Predict how much the purchase probability could increase as a result of sending an advertising SMS
X5 uses text messages to encourage customers to shop more. Sending texts is costly, so we would like to target a specific group of clients, typically those who would see this as a compelling event. In other words, the goal is to target those customers who wouldn’t have made a purchase without this communication. The goal is to develop an algorithm that predicts whether or not we should send a text message to the client.
This is called uplift modeling problem, see this video for more details (video is in Russian, you can use auto subtitles).

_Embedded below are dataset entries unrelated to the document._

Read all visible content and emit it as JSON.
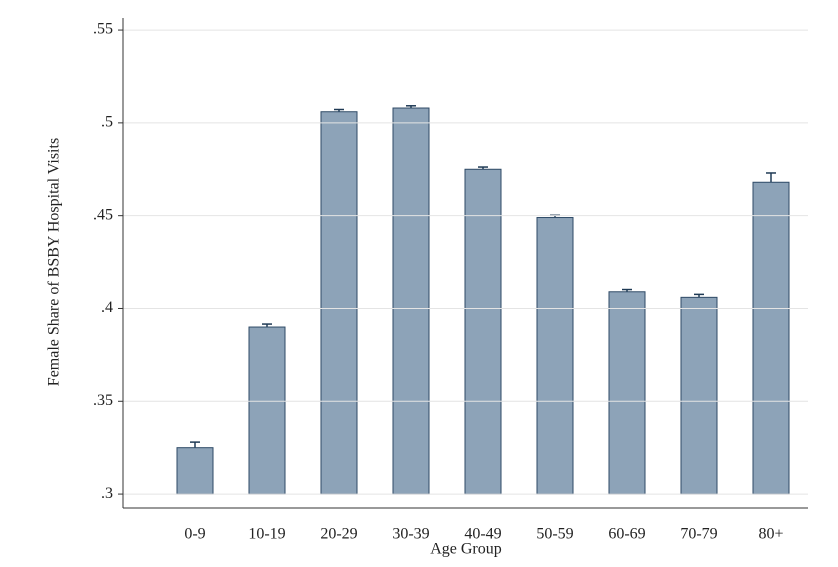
{
  "chart_data": {
    "type": "bar",
    "x_label": "Age Group",
    "y_label": "Female Share of BSBY Hospital Visits",
    "categories": [
      "0-9",
      "10-19",
      "20-29",
      "30-39",
      "40-49",
      "50-59",
      "60-69",
      "70-79",
      "80+"
    ],
    "values": [
      0.325,
      0.39,
      0.506,
      0.508,
      0.475,
      0.449,
      0.409,
      0.406,
      0.468
    ],
    "errors": [
      0.003,
      0.0016,
      0.0012,
      0.0012,
      0.0012,
      0.0012,
      0.0012,
      0.0016,
      0.005
    ],
    "color": "#8da3b8",
    "ylim": [
      0.2925,
      0.5565
    ],
    "yticks": [
      {
        "value": 0.3,
        "label": ".3"
      },
      {
        "value": 0.35,
        "label": ".35"
      },
      {
        "value": 0.4,
        "label": ".4"
      },
      {
        "value": 0.45,
        "label": ".45"
      },
      {
        "value": 0.5,
        "label": ".5"
      },
      {
        "value": 0.55,
        "label": ".55"
      }
    ],
    "grid": true
  }
}
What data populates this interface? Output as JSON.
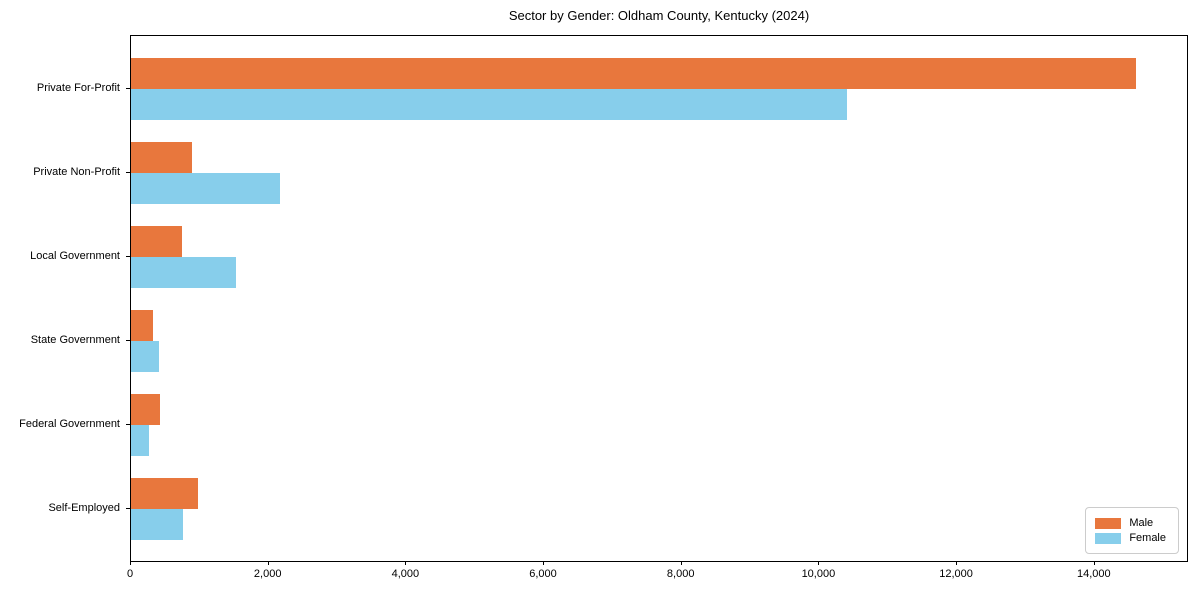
{
  "chart_data": {
    "type": "bar",
    "orientation": "horizontal",
    "title": "Sector by Gender: Oldham County, Kentucky (2024)",
    "categories": [
      "Private For-Profit",
      "Private Non-Profit",
      "Local Government",
      "State Government",
      "Federal Government",
      "Self-Employed"
    ],
    "series": [
      {
        "name": "Male",
        "color": "#e8773d",
        "values": [
          14600,
          890,
          745,
          320,
          420,
          975
        ]
      },
      {
        "name": "Female",
        "color": "#87ceeb",
        "values": [
          10400,
          2160,
          1520,
          400,
          260,
          750
        ]
      }
    ],
    "xlabel": "",
    "ylabel": "",
    "xlim": [
      0,
      15340
    ],
    "xticks": [
      0,
      2000,
      4000,
      6000,
      8000,
      10000,
      12000,
      14000
    ],
    "xtick_labels": [
      "0",
      "2,000",
      "4,000",
      "6,000",
      "8,000",
      "10,000",
      "12,000",
      "14,000"
    ],
    "grid": false,
    "legend": {
      "position": "lower right"
    },
    "frame_color": "#000000",
    "background_color": "#ffffff"
  }
}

In uplift modeling tasks, clients from the test sample are ranked using descending predicted communication efficiency. The top 30% are selected from such a ranked list as the “most promising” sub-sample. This sub-sample is used to estimate the average added conversion. In a sense, we calculate the average increase in response to the impact on a client.
Prize fund is 400’000 RUR. The winning team will receive 150’000 RUR; second place gets 100’000 RUR; third place receives 50’000 RUR; fourth and fifth places both get 25’000 RUR. There is also a nomination for the best open-sourced solution with a prize of 50’000 RUR. Teams of up to 4 people from all over the world are allowed, regardless of actual physical location. You are entitled to participate in different teams in multiple Retail Hero contests.